A Piston-Swiveling-Cylinder Pair in a High Water-Based Hydraulic Motor with Self-Balanced Distribution Valves

To improve the low viscosity and poor lubrication characteristics of high-water-based hydraulic liquid, the abrasion and leakage problems in hydraulic components need to be addressed. In a high water-based hydraulic motor with self-balanced distribution valve (HWBHM-SDV), there are two key friction pairs: the piston-crankshaft pair and piston-swivelling-cylinder (PSC) pair. To study the working performance of the PSC pair in HWBHM-SDV, we firstly designed the structural parameters. We found that, within the working speed 0–100 rpm, the leakage in the PSC pair is mainly caused by pressure-gradient flow, and the influence of the seal will not be significant when the seal length is 24 mm. Then, the friction coefficients of different matching materials were tested.
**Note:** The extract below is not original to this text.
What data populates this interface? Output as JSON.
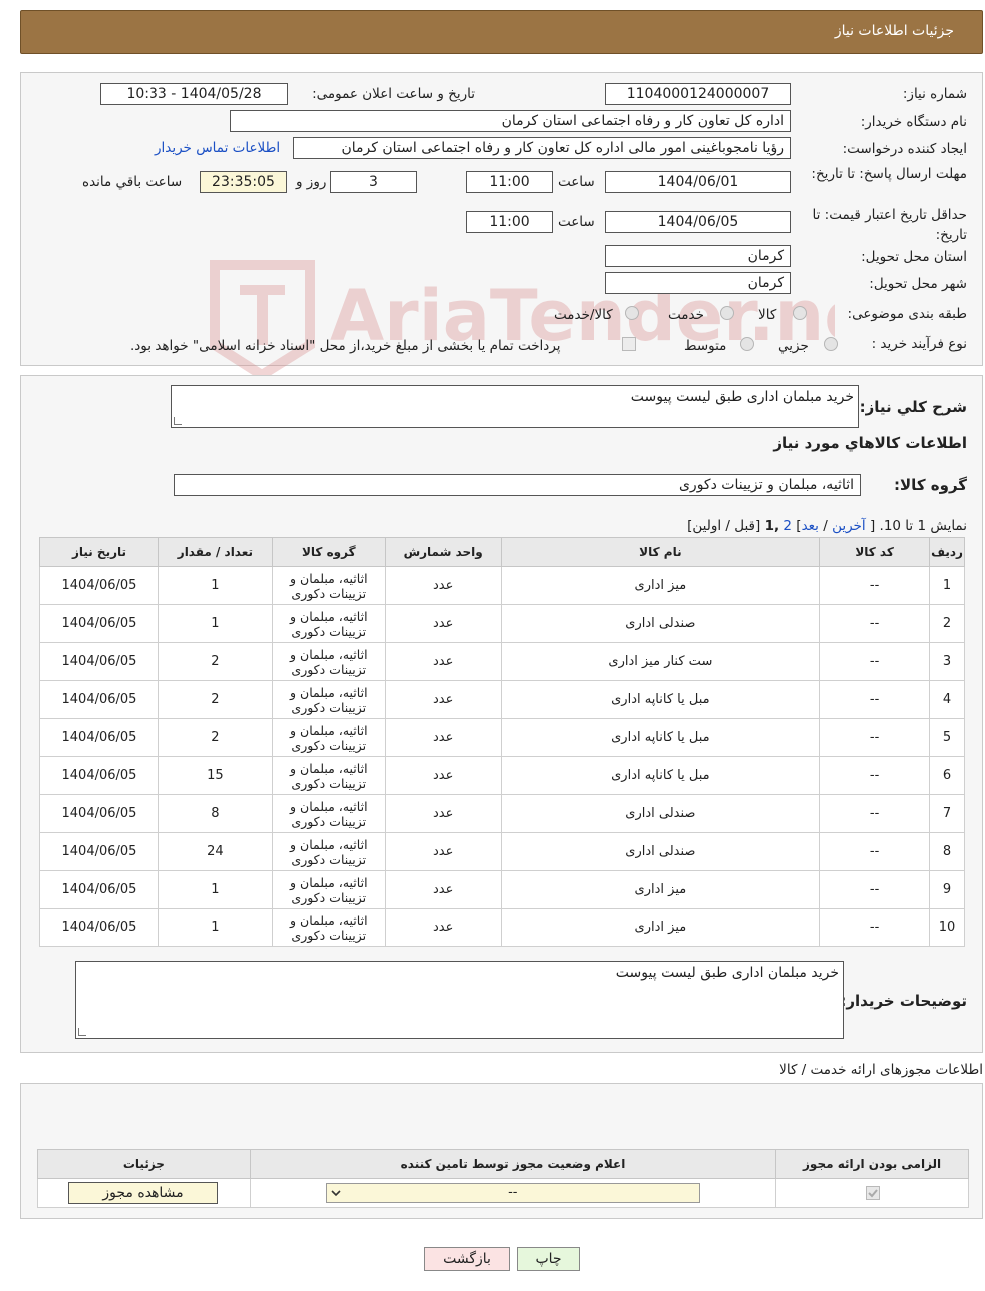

It was found that the friction coefficient of 316L stainless steel with OVINO-GIC (OVINO-graphite intercalated compound) coating (316L-GIC)/PEEK reinforced with 30% carbon fibre (PEEK-30CF) is about 0.02~0.04, and the friction coefficient of 316L-GIC/316L-GIC is about 0.05–0.07. Finally, the influences of factors (clearance, temperature, pressure, and material) on leakage performance were analysed based on an orthogonal test method considering fluid-structure interaction. It was found that clearance has the most significant influence on leakage, followed by pressure and liquid temperature, and the difference between matching materials 316L-GIC/316L-GIC and 316L-GIC/PEEK-30CF is insignificant when the clearance is less than 8 μm and the working pressure is less than 10 MPa. Moreover, the difference in volume efficiency loss between theoretical analysis and calculated result considering fluid-structure interaction increases with the increase of working pressure and working speed. To ensure good working performance of a PSC pair, matching materials 316L-GIC/PEEK-30CF could be selected for pressures below 15 MPa, while 316L-GIC/316L-GIC could be used at 28 MPa.